What makes summer special? Is it the heat, the holidays or the happenings? Many movies try to answer that question, from first love (The Summer of ‘42) to anything under the sun (Eric Rohmer’s summer films). The Sisterhood of the Traveling Pants is the latest to join the bandwagon. Watching it will make audience be more grateful for the summer.

Four best friends spend their first summer apart from one another. Shy Lena (Alexis Bledel) visits her grandparents in Greece. Self-assured Bridget (Blake Lively) goes to a soccer camp in Mexico and falls in love with one of the coaches. Awkward Carmen (America Ferrera) is expecting quality time with her dad in South Carolina, but she feels left out instead after meeting his fiancée and his soon-to-be stepchildren. Jaded Tibby (Amber Tamblyn) remains at home, films a movie, and befriends a young girl named Bailey.

To keep in touch, they pass a pair of Levi’s pants to each other, as well as the adventures they are going through while apart. What’s magical about the jeans is each one of them fits perfectly into it despite their various shapes and sizes. It also symbolizes a turning point in the life of every girl.

The movie is based on the young adult book of the same title by Anne Brashares. Traveling Pants is not different from The Divine Secrets of the Ya-Ya Sisterhood, Now and Then and other girlie flicks, but what makes it distinctive is the chemistry of Bledel (Sin City), newcomer Lively, Ferrera (who made a breakthrough a few years ago with Real Women Have Curves) and Tamblyn (daughter of West Side Story star Russ Tamblyn).

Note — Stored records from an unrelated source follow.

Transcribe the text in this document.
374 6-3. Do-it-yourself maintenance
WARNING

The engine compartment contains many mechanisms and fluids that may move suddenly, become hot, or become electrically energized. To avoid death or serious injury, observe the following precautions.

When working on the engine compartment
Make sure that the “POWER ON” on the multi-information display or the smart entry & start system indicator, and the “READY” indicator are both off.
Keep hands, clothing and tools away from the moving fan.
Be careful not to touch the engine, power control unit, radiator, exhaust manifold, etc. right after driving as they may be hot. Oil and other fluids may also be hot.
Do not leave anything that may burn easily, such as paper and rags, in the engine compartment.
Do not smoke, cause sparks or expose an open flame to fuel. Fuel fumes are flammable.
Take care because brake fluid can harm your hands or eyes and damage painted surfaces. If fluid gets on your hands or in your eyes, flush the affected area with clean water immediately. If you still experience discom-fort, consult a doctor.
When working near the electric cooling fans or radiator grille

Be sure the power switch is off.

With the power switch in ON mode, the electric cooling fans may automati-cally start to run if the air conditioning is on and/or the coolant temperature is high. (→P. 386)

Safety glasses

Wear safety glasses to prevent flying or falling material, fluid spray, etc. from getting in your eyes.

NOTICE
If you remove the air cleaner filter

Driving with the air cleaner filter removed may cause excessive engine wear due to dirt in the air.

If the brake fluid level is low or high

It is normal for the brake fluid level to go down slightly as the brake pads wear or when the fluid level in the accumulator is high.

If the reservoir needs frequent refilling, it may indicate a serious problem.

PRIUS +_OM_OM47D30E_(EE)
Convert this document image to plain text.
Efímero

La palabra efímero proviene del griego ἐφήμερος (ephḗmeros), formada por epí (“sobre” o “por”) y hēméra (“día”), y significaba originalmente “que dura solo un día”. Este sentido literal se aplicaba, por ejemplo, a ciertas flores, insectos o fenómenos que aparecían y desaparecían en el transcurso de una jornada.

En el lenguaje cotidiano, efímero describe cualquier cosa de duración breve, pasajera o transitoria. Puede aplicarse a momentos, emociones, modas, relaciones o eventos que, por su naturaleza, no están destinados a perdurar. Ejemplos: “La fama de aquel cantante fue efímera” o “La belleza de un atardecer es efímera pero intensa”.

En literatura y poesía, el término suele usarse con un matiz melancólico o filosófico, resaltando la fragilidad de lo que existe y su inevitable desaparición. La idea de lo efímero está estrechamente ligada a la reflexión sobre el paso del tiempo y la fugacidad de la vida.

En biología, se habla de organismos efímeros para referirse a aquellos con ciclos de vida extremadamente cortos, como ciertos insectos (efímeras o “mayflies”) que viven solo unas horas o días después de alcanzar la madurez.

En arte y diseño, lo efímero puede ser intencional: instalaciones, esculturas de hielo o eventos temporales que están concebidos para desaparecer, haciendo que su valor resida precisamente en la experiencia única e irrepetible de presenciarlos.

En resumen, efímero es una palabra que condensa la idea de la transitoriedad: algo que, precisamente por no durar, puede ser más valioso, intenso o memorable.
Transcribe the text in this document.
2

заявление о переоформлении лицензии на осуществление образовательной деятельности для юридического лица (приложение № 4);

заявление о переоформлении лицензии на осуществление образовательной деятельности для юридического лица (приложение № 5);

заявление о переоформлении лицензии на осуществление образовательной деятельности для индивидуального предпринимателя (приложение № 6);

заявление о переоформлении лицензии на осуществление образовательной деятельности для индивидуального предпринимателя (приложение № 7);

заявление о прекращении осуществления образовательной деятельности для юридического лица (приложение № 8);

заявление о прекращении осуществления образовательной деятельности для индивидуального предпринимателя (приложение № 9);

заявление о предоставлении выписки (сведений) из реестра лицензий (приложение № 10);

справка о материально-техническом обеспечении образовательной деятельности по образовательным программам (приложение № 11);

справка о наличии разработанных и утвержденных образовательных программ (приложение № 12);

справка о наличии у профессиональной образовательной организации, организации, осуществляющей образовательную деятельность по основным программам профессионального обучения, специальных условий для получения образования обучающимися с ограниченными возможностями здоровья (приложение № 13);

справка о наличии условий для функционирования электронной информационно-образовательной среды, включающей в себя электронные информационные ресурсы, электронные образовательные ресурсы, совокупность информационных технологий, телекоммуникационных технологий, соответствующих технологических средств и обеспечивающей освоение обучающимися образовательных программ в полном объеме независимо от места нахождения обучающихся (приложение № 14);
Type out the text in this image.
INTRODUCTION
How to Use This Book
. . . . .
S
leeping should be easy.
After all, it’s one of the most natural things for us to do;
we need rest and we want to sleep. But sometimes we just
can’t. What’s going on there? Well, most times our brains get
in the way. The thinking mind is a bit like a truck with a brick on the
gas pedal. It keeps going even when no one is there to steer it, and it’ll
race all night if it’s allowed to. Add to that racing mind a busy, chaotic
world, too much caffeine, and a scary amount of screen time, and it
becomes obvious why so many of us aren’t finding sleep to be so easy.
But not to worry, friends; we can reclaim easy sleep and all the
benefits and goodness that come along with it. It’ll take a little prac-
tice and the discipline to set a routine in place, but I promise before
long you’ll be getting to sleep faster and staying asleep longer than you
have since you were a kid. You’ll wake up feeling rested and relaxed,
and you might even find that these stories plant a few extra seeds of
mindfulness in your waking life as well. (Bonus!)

The smooth resolution of the gals’ predicaments is expected and a letdown, but Pants has no pretension - some scenes will touch the sensitive nerve of some moviegoers. Adult viewers will appreciate the skillful handling of issues like ethnic labeling. Younger ones will relate to what it’s like to struggle while discovering one’s identity. Everyone will enjoy listening to the songs being played as the plot unfolds.

However, the best message that can be learned from Pants is the virtue of friendship, and how extraordinary it is when the camaraderie remains unaffected as the years go by. Anyone desires such closeness. It reminds me of the classic quote from Frank Capra’s It’s a Wonderful Life: A man is no failure if he has friends.